Zu den prägendsten Erinnerungen meiner Jugend gehören die autofreien Sonntage während der ersten großen Ölkrise im Spätherbst des Jahres 1973, denn ich sehe mich noch, wie ich mit meinen Freunden auf dem Fahrrad durch die Stadt gedüst bin, wie wir immer mitten auf der Straße fuhren und Kreuzungen überquert haben, als würden wir die Welt erobern wollen. Dass diese Zeit damals für die Bundesrepublik eine der schwersten nach dem Zweiten Weltkrieg war, weiß ich heute, aber damals war uns Kindern das eher egal. Auch haben wir damals uns keine Gedanken darüber gemacht, dass die Experten davon ausgingen, die weltweiten Reserven an Erdöl würden maximal bis zur Jahrtausendwende reichen. Warum ich das erzähle?
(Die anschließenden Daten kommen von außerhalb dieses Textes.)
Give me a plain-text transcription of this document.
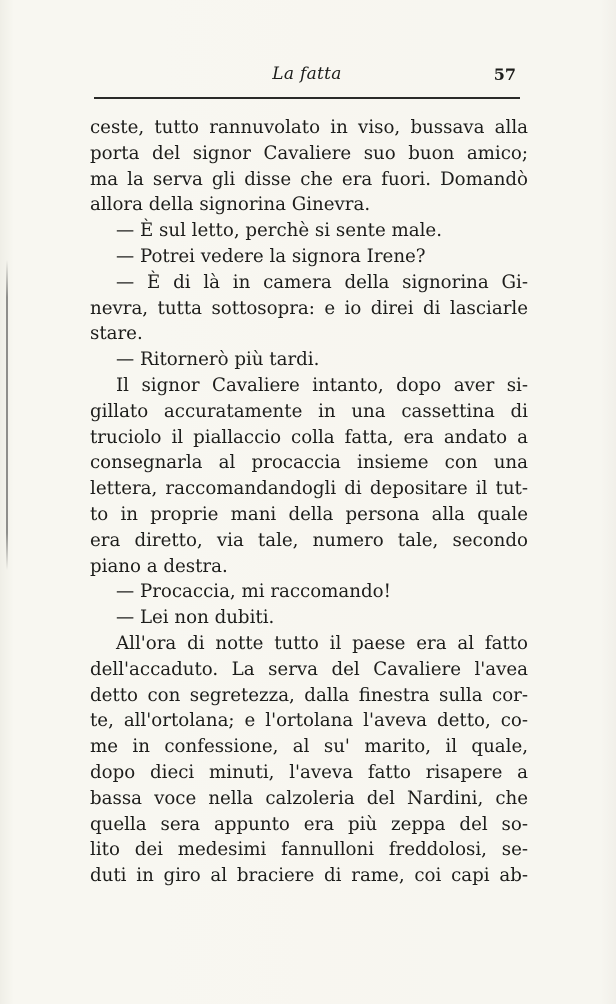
La fatta	57
ceste, tutto rannuvolato in viso, bussava alla
porta del signor Cavaliere suo buon amico;
ma la serva gli disse che era fuori. Domandò
allora della signorina Ginevra.
— È sul letto, perchè si sente male.
— Potrei vedere la signora Irene?
— È di là in camera della signorina Gi-
nevra, tutta sottosopra: e io direi di lasciarle
stare.
— Ritornerò più tardi.
Il signor Cavaliere intanto, dopo aver si-
gillato accuratamente in una cassettina di
truciolo il piallaccio colla fatta, era andato a
consegnarla al procaccia insieme con una
lettera, raccomandandogli di depositare il tut-
to in proprie mani della persona alla quale
era diretto, via tale, numero tale, secondo
piano a destra.
— Procaccia, mi raccomando!
— Lei non dubiti.
All'ora di notte tutto il paese era al fatto
dell'accaduto. La serva del Cavaliere l'avea
detto con segretezza, dalla finestra sulla cor-
te, all'ortolana; e l'ortolana l'aveva detto, co-
me in confessione, al su' marito, il quale,
dopo dieci minuti, l'aveva fatto risapere a
bassa voce nella calzoleria del Nardini, che
quella sera appunto era più zeppa del so-
lito dei medesimi fannulloni freddolosi, se-
duti in giro al braciere di rame, coi capi ab-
Weil mir die Bilder von damals besonders lebhaft vor meinem geistigen Auge erschienen sind, nachdem ich heute mit einem Leser ein zwar kurzes, aber meiner Ansicht nach aufschlussreiches Gespräch geführt habe.
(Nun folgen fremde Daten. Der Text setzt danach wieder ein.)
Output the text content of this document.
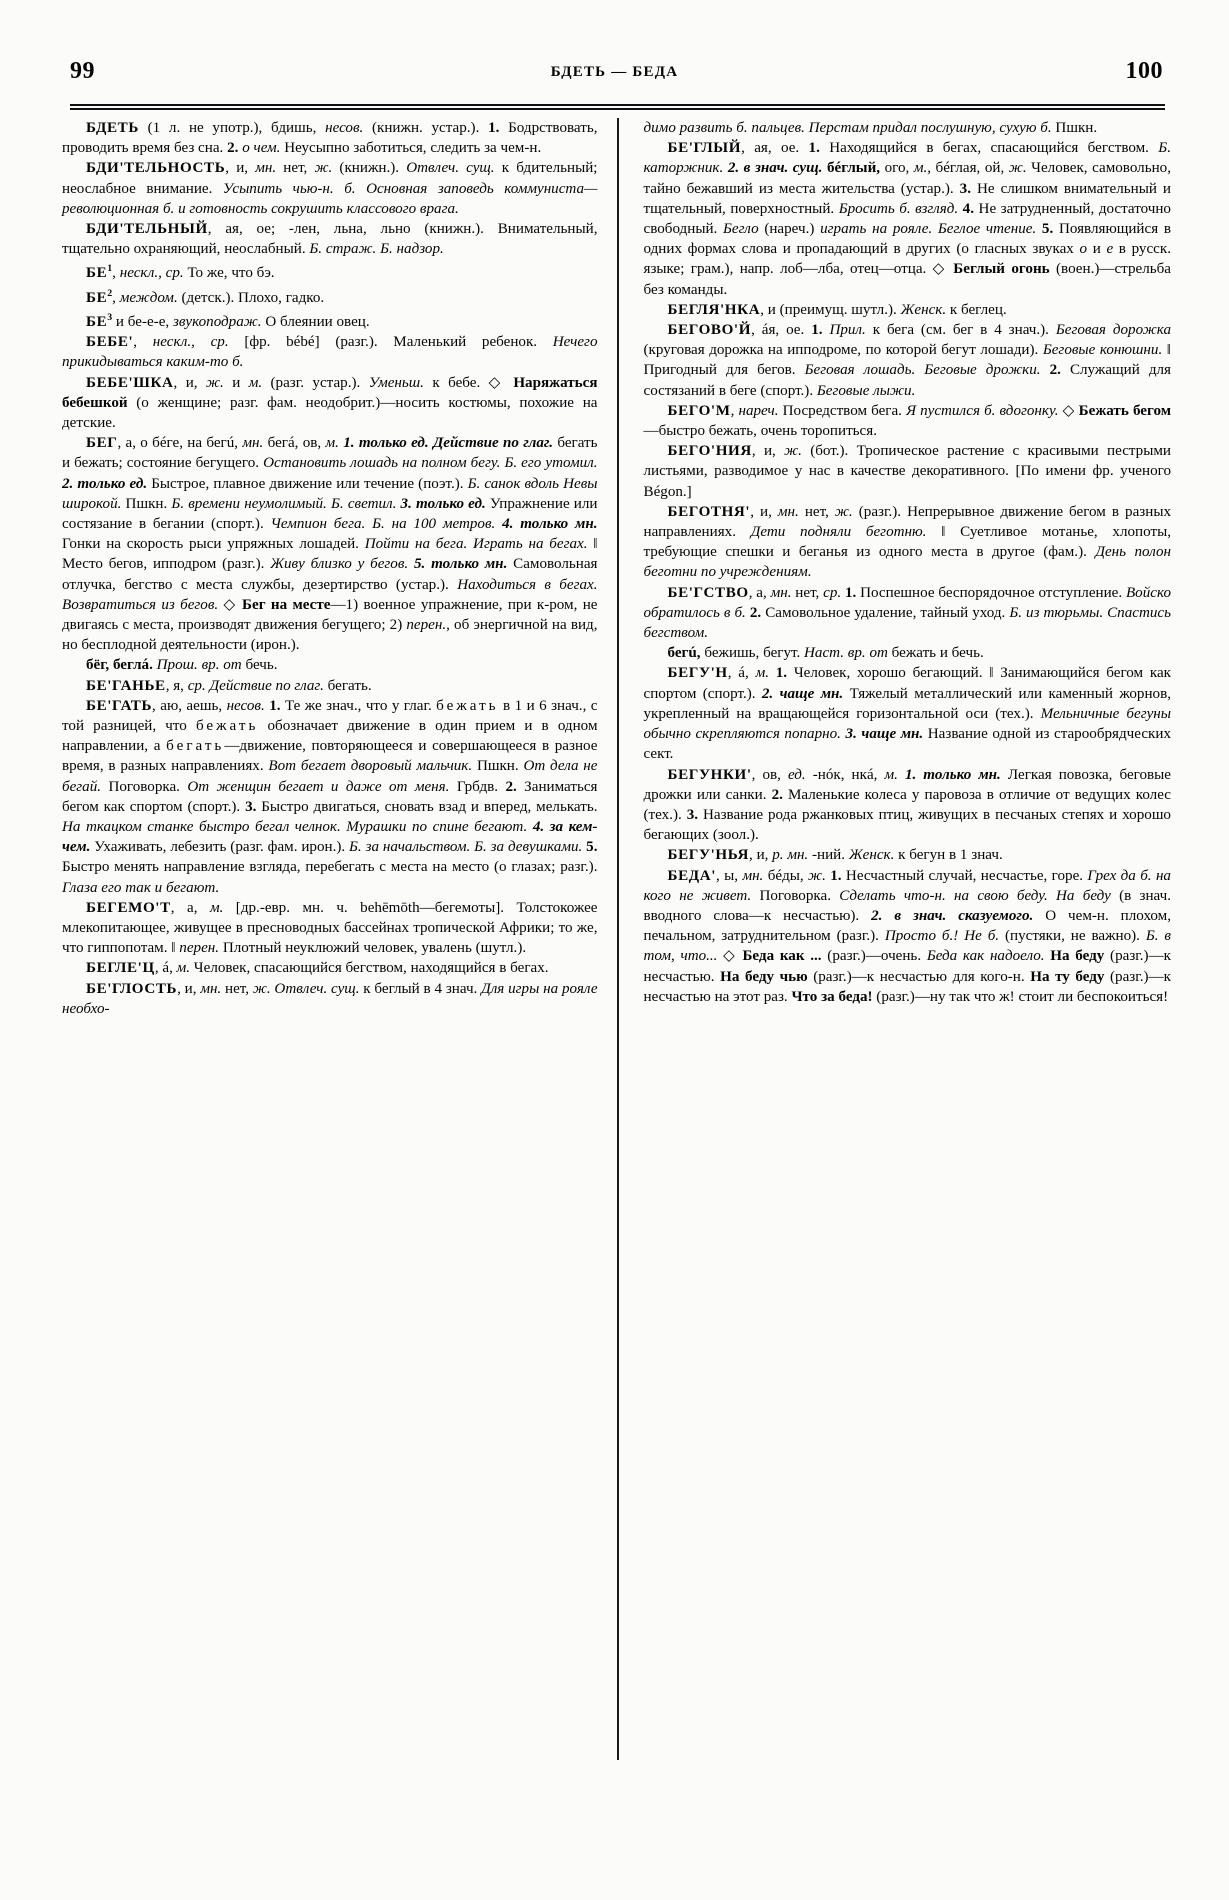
99	БДЕТЬ — БЕДА	100

БДЕТЬ (1 л. не употр.), бдишь, несов. (книжн. устар.). 1. Бодрствовать, проводить время без сна. 2. о чем. Неусыпно заботиться, следить за чем-н.

БДИ'ТЕЛЬНОСТЬ, и, мн. нет, ж. (книжн.). Отвлеч. сущ. к бдительный; неослабное внимание. Усыпить чью-н. б. Основная заповедь коммуниста—революционная б. и готовность сокрушить классового врага.

БДИ'ТЕЛЬНЫЙ, ая, ое; -лен, льна, льно (книжн.). Внимательный, тщательно охраняющий, неослабный. Б. страж. Б. надзор.

$БЕ^1$, нескл., ср. То же, что бэ.

$БЕ^2$, междом. (детск.). Плохо, гадко.

$БЕ^3$ и бе-е-е, звукоподраж. О блеянии овец.

БЕБЕ', нескл., ср. [фр. bébé] (разг.). Маленький ребенок. Нечего прикидываться каким-то б.

БЕБЕ'ШКА, и, ж. и м. (разг. устар.). Уменьш. к бебе. ◇ Наряжаться бебешкой (о женщине; разг. фам. неодобрит.)—носить костюмы, похожие на детские.

БЕГ, а, о бéге, на бегú, мн. бегá, ов, м. 1. только ед. Действие по глаг. бегать и бежать; состояние бегущего. Остановить лошадь на полном бегу. Б. его утомил. 2. только ед. Быстрое, плавное движение или течение (поэт.). Б. санок вдоль Невы широкой. Пшкн. Б. времени неумолимый. Б. светил. 3. только ед. Упражнение или состязание в бегании (спорт.). Чемпион бега. Б. на 100 метров. 4. только мн. Гонки на скорость рыси упряжных лошадей. Пойти на бега. Играть на бегах. ‖ Место бегов, ипподром (разг.). Живу близко у бегов. 5. только мн. Самовольная отлучка, бегство с места службы, дезертирство (устар.). Находиться в бегах. Возвратиться из бегов. ◇ Бег на месте—1) военное упражнение, при к-ром, не двигаясь с места, производят движения бегущего; 2) перен., об энергичной на вид, но бесплодной деятельности (ирон.).

бёг, беглá. Прош. вр. от бечь.

БЕ'ГАНЬЕ, я, ср. Действие по глаг. бегать.

БЕ'ГАТЬ, аю, аешь, несов. 1. Те же знач., что у глаг. бежать в 1 и 6 знач., с той разницей, что бежать обозначает движение в один прием и в одном направлении, а бегать—движение, повторяющееся и совершающееся в разное время, в разных направлениях. Вот бегает дворовый мальчик. Пшкн. От дела не бегай. Поговорка. От женщин бегает и даже от меня. Грбдв. 2. Заниматься бегом как спортом (спорт.). 3. Быстро двигаться, сновать взад и вперед, мелькать. На ткацком станке быстро бегал челнок. Мурашки по спине бегают. 4. за кем-чем. Ухаживать, лебезить (разг. фам. ирон.). Б. за начальством. Б. за девушками. 5. Быстро менять направление взгляда, перебегать с места на место (о глазах; разг.). Глаза его так и бегают.

БЕГЕМО'Т, а, м. [др.-евр. мн. ч. behēmōth—бегемоты]. Толстокожее млекопитающее, живущее в пресноводных бассейнах тропической Африки; то же, что гиппопотам. ‖ перен. Плотный неуклюжий человек, увалень (шутл.).

БЕГЛЕ'Ц, á, м. Человек, спасающийся бегством, находящийся в бегах.

БЕ'ГЛОСТЬ, и, мн. нет, ж. Отвлеч. сущ. к беглый в 4 знач. Для игры на рояле необхо-

димо развить б. пальцев. Перстам придал послушную, сухую б. Пшкн.

БЕ'ГЛЫЙ, ая, ое. 1. Находящийся в бегах, спасающийся бегством. Б. каторжник. 2. в знач. сущ. бéглый, ого, м., бéглая, ой, ж. Человек, самовольно, тайно бежавший из места жительства (устар.). 3. Не слишком внимательный и тщательный, поверхностный. Бросить б. взгляд. 4. Не затрудненный, достаточно свободный. Бегло (нареч.) играть на рояле. Беглое чтение. 5. Появляющийся в одних формах слова и пропадающий в других (о гласных звуках о и е в русск. языке; грам.), напр. лоб—лба, отец—отца. ◇ Беглый огонь (воен.)—стрельба без команды.

БЕГЛЯ'НКА, и (преимущ. шутл.). Женск. к беглец.

БЕГОВО'Й, áя, ое. 1. Прил. к бега (см. бег в 4 знач.). Беговая дорожка (круговая дорожка на ипподроме, по которой бегут лошади). Беговые конюшни. ‖ Пригодный для бегов. Беговая лошадь. Беговые дрожки. 2. Служащий для состязаний в беге (спорт.). Беговые лыжи.

БЕГО'М, нареч. Посредством бега. Я пустился б. вдогонку. ◇ Бежать бегом—быстро бежать, очень торопиться.

БЕГО'НИЯ, и, ж. (бот.). Тропическое растение с красивыми пестрыми листьями, разводимое у нас в качестве декоративного. [По имени фр. ученого Bégon.]

БЕГОТНЯ', и, мн. нет, ж. (разг.). Непрерывное движение бегом в разных направлениях. Дети подняли беготню. ‖ Суетливое мотанье, хлопоты, требующие спешки и беганья из одного места в другое (фам.). День полон беготни по учреждениям.

БЕ'ГСТВО, а, мн. нет, ср. 1. Поспешное беспорядочное отступление. Войско обратилось в б. 2. Самовольное удаление, тайный уход. Б. из тюрьмы. Спастись бегством.

бегú, бежишь, бегут. Наст. вр. от бежать и бечь.

БЕГУ'Н, á, м. 1. Человек, хорошо бегающий. ‖ Занимающийся бегом как спортом (спорт.). 2. чаще мн. Тяжелый металлический или каменный жорнов, укрепленный на вращающейся горизонтальной оси (тех.). Мельничные бегуны обычно скрепляются попарно. 3. чаще мн. Название одной из старообрядческих сект.

БЕГУНКИ', ов, ед. -нóк, нкá, м. 1. только мн. Легкая повозка, беговые дрожки или санки. 2. Маленькие колеса у паровоза в отличие от ведущих колес (тех.). 3. Название рода ржанковых птиц, живущих в песчаных степях и хорошо бегающих (зоол.).

БЕГУ'НЬЯ, и, р. мн. -ний. Женск. к бегун в 1 знач.

БЕДА', ы, мн. бéды, ж. 1. Несчастный случай, несчастье, горе. Грех да б. на кого не живет. Поговорка. Сделать что-н. на свою беду. На беду (в знач. вводного слова—к несчастью). 2. в знач. сказуемого. О чем-н. плохом, печальном, затруднительном (разг.). Просто б.! Не б. (пустяки, не важно). Б. в том, что... ◇ Беда как ... (разг.)—очень. Беда как надоело. На беду (разг.)—к несчастью. На беду чью (разг.)—к несчастью для кого-н. На ту беду (разг.)—к несчастью на этот раз. Что за беда! (разг.)—ну так что ж! стоит ли беспокоиться!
"Nachdem ich die Leserbriefe zum Klimawandel und Ihre Kolumne zum gleichen Thema gelesen hatte, bin ich ins Grübeln geraten und habe mir so meine Gedanken gemacht", erklärte er mir und fasste das Ergebnis seiner Überlegungen ebenso knapp wie prägnant zusammen: "Es wird zu viel geredet und demonstriert und zu wenig gehandelt." Dieser Erkenntnis habe ich zunächst uneingeschränkt zugestimmt, was ich dem Mann in der Leitung auch gesagt habe, bevor er mir dann sagte: "Ich würde dies vorschlagen: Ein Bündnis von den unterschiedlichsten Gruppen innerhalb der Umweltschutzorganisationen und aller politischen Parteien und Verbänden spricht sich für ein autofreies Wochenende im Monat aus und appelliert an alle Deutschen, dabei mitzumachen und das Auto einen Samstag und Sonntag lang stehen zu lassen." Geantwortet habe ich dies: "Das ist eine ganz wunderbare Idee, nur befürchte ich, dass selbst wenn solch ein Bündnis zustande käme und eine solche Aktion tatsächlich realisiert und ein solches Wochenende verkündet würde, vermutlich nur eher wenige Menschen in unserem Land sich daran beteiligen würden." 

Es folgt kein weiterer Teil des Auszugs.